Les premières relations amoureuses se vivent habituellement entre 12 et 16 ans. Comme elles peuvent être d’une forte intensité, il importe de se montrer sensible à ce que ressentent les jeunes et d’être conscient de l’importance que ces relations ont dans leur vie. Cette période est aussi l’occasion de les amener à se questionner sur les modèles de relations amoureuses qui leur sont proposés.
Selon l’INSPQ , un jeune sur vingt (6 %) a eu une première relation sexuelle avant l’âge de 14 ans : « cet âge peut être considéré précoce et être associé à une plus grande vulnérabilité à l’égard du risque de contracter une ITS ou de vivre une grossesse non planifiée. » À l’âge de 17 ans, 50 % des filles et 40 % des garçons ont déjà eu une première relation sexuelle.
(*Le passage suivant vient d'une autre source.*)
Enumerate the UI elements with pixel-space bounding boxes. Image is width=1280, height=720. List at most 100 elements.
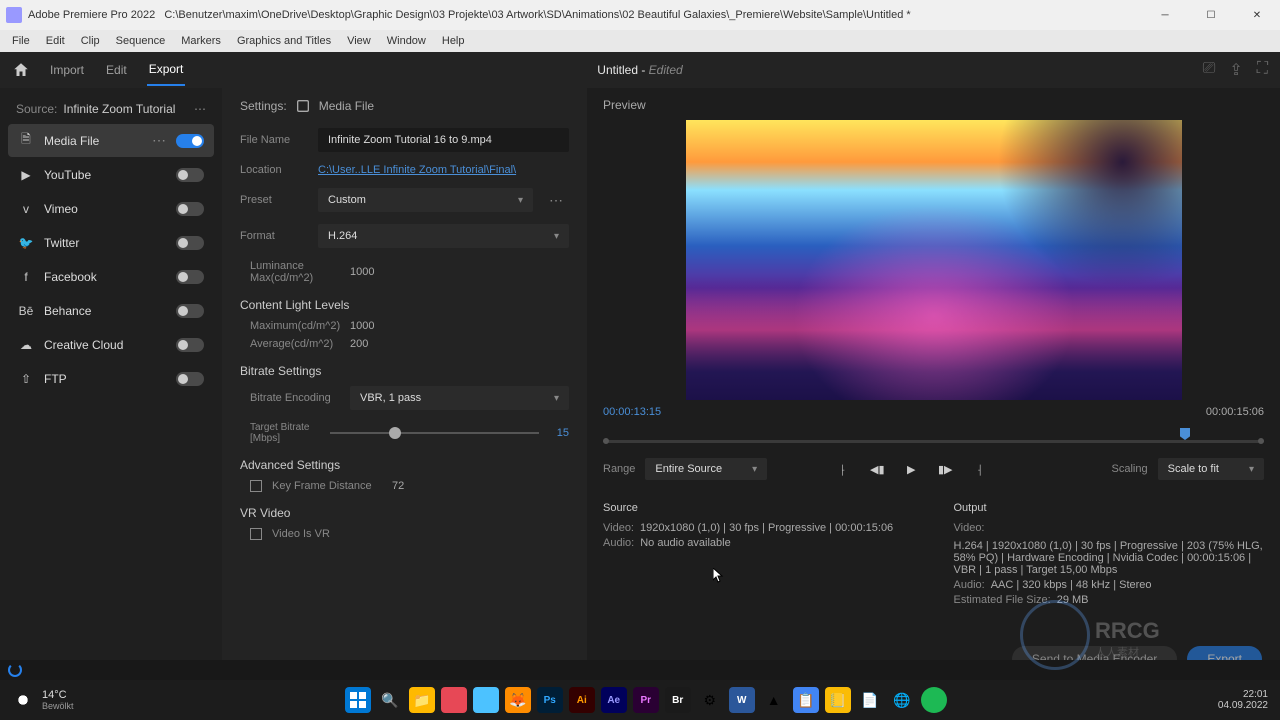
youtube-icon: ▶ <box>18 167 34 183</box>
dest-ftp[interactable]: ⇧ FTP <box>8 363 214 395</box>
current-time[interactable]: 00:00:13:15 <box>603 406 661 418</box>
app-icon-6[interactable]: 📒 <box>825 687 851 713</box>
word-icon[interactable]: W <box>729 687 755 713</box>
preset-select[interactable]: Custom▾ <box>318 188 533 212</box>
fullscreen-icon[interactable]: ⛶ <box>1257 60 1268 80</box>
source-menu-icon[interactable]: ⋯ <box>194 102 206 116</box>
dest-behance[interactable]: Bē Behance <box>8 295 214 327</box>
vr-checkbox[interactable] <box>250 528 262 540</box>
quick-export-icon[interactable]: ⎚ <box>1203 60 1216 80</box>
system-tray[interactable]: 22:0104.09.2022 <box>1218 689 1268 711</box>
home-icon[interactable] <box>12 61 30 79</box>
maxcll-value[interactable]: 1000 <box>350 320 374 332</box>
dest-vimeo-toggle[interactable] <box>176 202 204 216</box>
dest-twitter-toggle[interactable] <box>176 236 204 250</box>
scaling-label: Scaling <box>1112 463 1148 475</box>
premiere-icon[interactable]: Pr <box>633 687 659 713</box>
menu-view[interactable]: View <box>343 33 375 49</box>
search-icon[interactable]: 🔍 <box>377 687 403 713</box>
preset-options-icon[interactable]: ⋯ <box>543 192 569 209</box>
target-bitrate-slider[interactable] <box>330 432 539 434</box>
menu-markers[interactable]: Markers <box>177 33 225 49</box>
dest-behance-toggle[interactable] <box>176 304 204 318</box>
explorer-icon[interactable]: 📁 <box>409 687 435 713</box>
dest-facebook-toggle[interactable] <box>176 270 204 284</box>
maximize-button[interactable]: ☐ <box>1188 0 1234 30</box>
preview-scrubber[interactable] <box>603 428 1264 446</box>
app-icon-3[interactable]: ⚙ <box>697 687 723 713</box>
nav-edit[interactable]: Edit <box>104 55 129 85</box>
window-titlebar: Adobe Premiere Pro 2022 C:\Benutzer\maxi… <box>0 0 1280 30</box>
dest-youtube-toggle[interactable] <box>176 168 204 182</box>
preview-panel: Preview 00:00:13:15 00:00:15:06 Range En… <box>587 88 1280 680</box>
spotify-icon[interactable] <box>921 687 947 713</box>
scaling-select[interactable]: Scale to fit▾ <box>1158 458 1264 480</box>
share-icon[interactable]: ⇪ <box>1229 60 1242 80</box>
mark-in-button[interactable]: ⸠ <box>833 459 853 479</box>
luminance-value[interactable]: 1000 <box>350 266 374 278</box>
menu-clip[interactable]: Clip <box>77 33 104 49</box>
menu-file[interactable]: File <box>8 33 34 49</box>
dest-media-file[interactable]: 🗎 Media File ⋯ <box>8 124 214 157</box>
app-icon <box>6 7 22 23</box>
dest-twitter[interactable]: 🐦 Twitter <box>8 227 214 259</box>
weather-widget[interactable]: 14°CBewölkt <box>12 689 74 711</box>
start-button[interactable] <box>345 687 371 713</box>
step-forward-button[interactable]: ▮▶ <box>935 459 955 479</box>
nav-export[interactable]: Export <box>147 54 186 86</box>
app-icon-1[interactable] <box>441 687 467 713</box>
slider-thumb[interactable] <box>389 427 401 439</box>
range-label: Range <box>603 463 635 475</box>
facebook-icon: f <box>18 269 34 285</box>
window-title: Adobe Premiere Pro 2022 C:\Benutzer\maxi… <box>28 9 1142 21</box>
step-back-button[interactable]: ◀▮ <box>867 459 887 479</box>
keyframe-value: 72 <box>392 480 404 492</box>
dest-creative-cloud[interactable]: ☁ Creative Cloud <box>8 329 214 361</box>
dest-vimeo[interactable]: v Vimeo <box>8 193 214 225</box>
bridge-icon[interactable]: Br <box>665 687 691 713</box>
luminance-label: Luminance Max(cd/m^2) <box>250 260 340 284</box>
close-button[interactable]: ✕ <box>1234 0 1280 30</box>
bitrate-encoding-label: Bitrate Encoding <box>250 392 340 404</box>
format-select[interactable]: H.264▾ <box>318 224 569 248</box>
avgcll-value[interactable]: 200 <box>350 338 368 350</box>
menu-sequence[interactable]: Sequence <box>112 33 170 49</box>
range-select[interactable]: Entire Source▾ <box>645 458 767 480</box>
dest-cc-toggle[interactable] <box>176 338 204 352</box>
aftereffects-icon[interactable]: Ae <box>601 687 627 713</box>
location-link[interactable]: C:\User..LLE Infinite Zoom Tutorial\Fina… <box>318 164 516 176</box>
chrome-icon[interactable]: 🌐 <box>889 687 915 713</box>
vimeo-icon: v <box>18 201 34 217</box>
windows-taskbar: 14°CBewölkt 🔍 📁 🦊 Ps Ai Ae Pr Br ⚙ W ▲ 📋… <box>0 680 1280 720</box>
bitrate-encoding-select[interactable]: VBR, 1 pass▾ <box>350 386 569 410</box>
avgcll-label: Average(cd/m^2) <box>250 338 340 350</box>
dest-youtube[interactable]: ▶ YouTube <box>8 159 214 191</box>
menu-window[interactable]: Window <box>383 33 430 49</box>
source-info: Source Video:1920x1080 (1,0) | 30 fps | … <box>603 502 914 609</box>
app-icon-4[interactable]: ▲ <box>761 687 787 713</box>
nav-import[interactable]: Import <box>48 55 86 85</box>
menu-edit[interactable]: Edit <box>42 33 69 49</box>
photoshop-icon[interactable]: Ps <box>537 687 563 713</box>
menu-graphics[interactable]: Graphics and Titles <box>233 33 335 49</box>
play-button[interactable]: ▶ <box>901 459 921 479</box>
chevron-down-icon: ▾ <box>554 393 559 404</box>
app-icon-2[interactable] <box>473 687 499 713</box>
filename-input[interactable] <box>318 128 569 152</box>
weather-icon <box>12 689 34 711</box>
illustrator-icon[interactable]: Ai <box>569 687 595 713</box>
dest-facebook[interactable]: f Facebook <box>8 261 214 293</box>
menu-help[interactable]: Help <box>438 33 469 49</box>
app-icon-7[interactable]: 📄 <box>857 687 883 713</box>
dest-ftp-toggle[interactable] <box>176 372 204 386</box>
minimize-button[interactable]: ─ <box>1142 0 1188 30</box>
dest-options-icon[interactable]: ⋯ <box>152 132 166 149</box>
behance-icon: Bē <box>18 303 34 319</box>
app-icon-5[interactable]: 📋 <box>793 687 819 713</box>
firefox-icon[interactable]: 🦊 <box>505 687 531 713</box>
mark-out-button[interactable]: ⸡ <box>969 459 989 479</box>
target-bitrate-value[interactable]: 15 <box>549 427 569 439</box>
keyframe-checkbox[interactable] <box>250 480 262 492</box>
dest-media-toggle[interactable] <box>176 134 204 148</box>
video-preview[interactable] <box>686 120 1182 400</box>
Contrairement à ce que l’on pourrait penser, ces proportions se maintiennent depuis 1980, et « les jeunes ne seraient donc pas plus précoces que les générations qui les ont précédés »!
Malgré le poids médiatique des réalités liées aux relations et aux technologies de l’information et de communication, les relations des préadolescents et des adolescents ont surtout lieu hors ligne . Il n’en reste pas moins que ce qui se passe en ligne affecte bel et bien la vie des jeunes et la vie scolaire, ce qui rend incontournable le fait de s’y intéresser.
Ainsi, plusieurs réalités plus ou moins récentes font de plus en plus la manchette. Le sextage (sexting), la cyberintimidation, la sextorsion et l’accès à des sites de rencontres et de cyberpornographie se sont « invités » dans le paysage de la sexualité adolescente et de son développement.
Des chercheurs ont observé que les garçons décrivent les filles qui envoient des sextos comme étant des « traînées » ou en « manque d’assurance », alors qu’ils perçoivent celles qui n’en envoient pas comme étant « prudes » ou « snobs ».
Le sextage positionne les filles dans une situation « perdantes-perdantes » où, peu importe qu’elles s’y adonnent ou non, elles seront jugées plus durement que les garçons – et donc victimes de sexisme.
D’abord, s’il est vrai que ne pas envoyer de sextos limite les risques, il ne faut pas seulement axer nos messages de prévention sur la recommandation « n’envoie pas de photo de toi », mais aussi lancer le message : « ne harcèle pas! ». On doit amener les jeunes à comprendre la gravité du geste que constitue le partage de l’image intime d’une autre personne sans son accord.
Enfin, plutôt que de leur faire porter le blâme d’un phénomène d’ordre social, il est plus avantageux de prendre le temps de questionner les jeunes sur leurs perceptions du phénomène de l’hypersexualisation et de susciter leur réflexion critique sur celui-ci. On peut aussi intervenir sur les facteurs de risque et de protection tels que l’estime de soi, l’affirmation de soi, l’image corporelle, la violence dans les relations amoureuses, etc.
Il n’est pas toujours facile de dire non. Souvent, les jeunes finissent par envoyer une image intime après avoir reçu de nombreuses demandes de la part de quelqu’un.
Des campagnes mettent en avant l’idée qu’il faut outiller le jeune pour qu’il soit capable de dire non plus facilement (par exemple : si on te demande une photo de toi, envoie plutôt une réponse humoristique, une image de remplacement , etc.).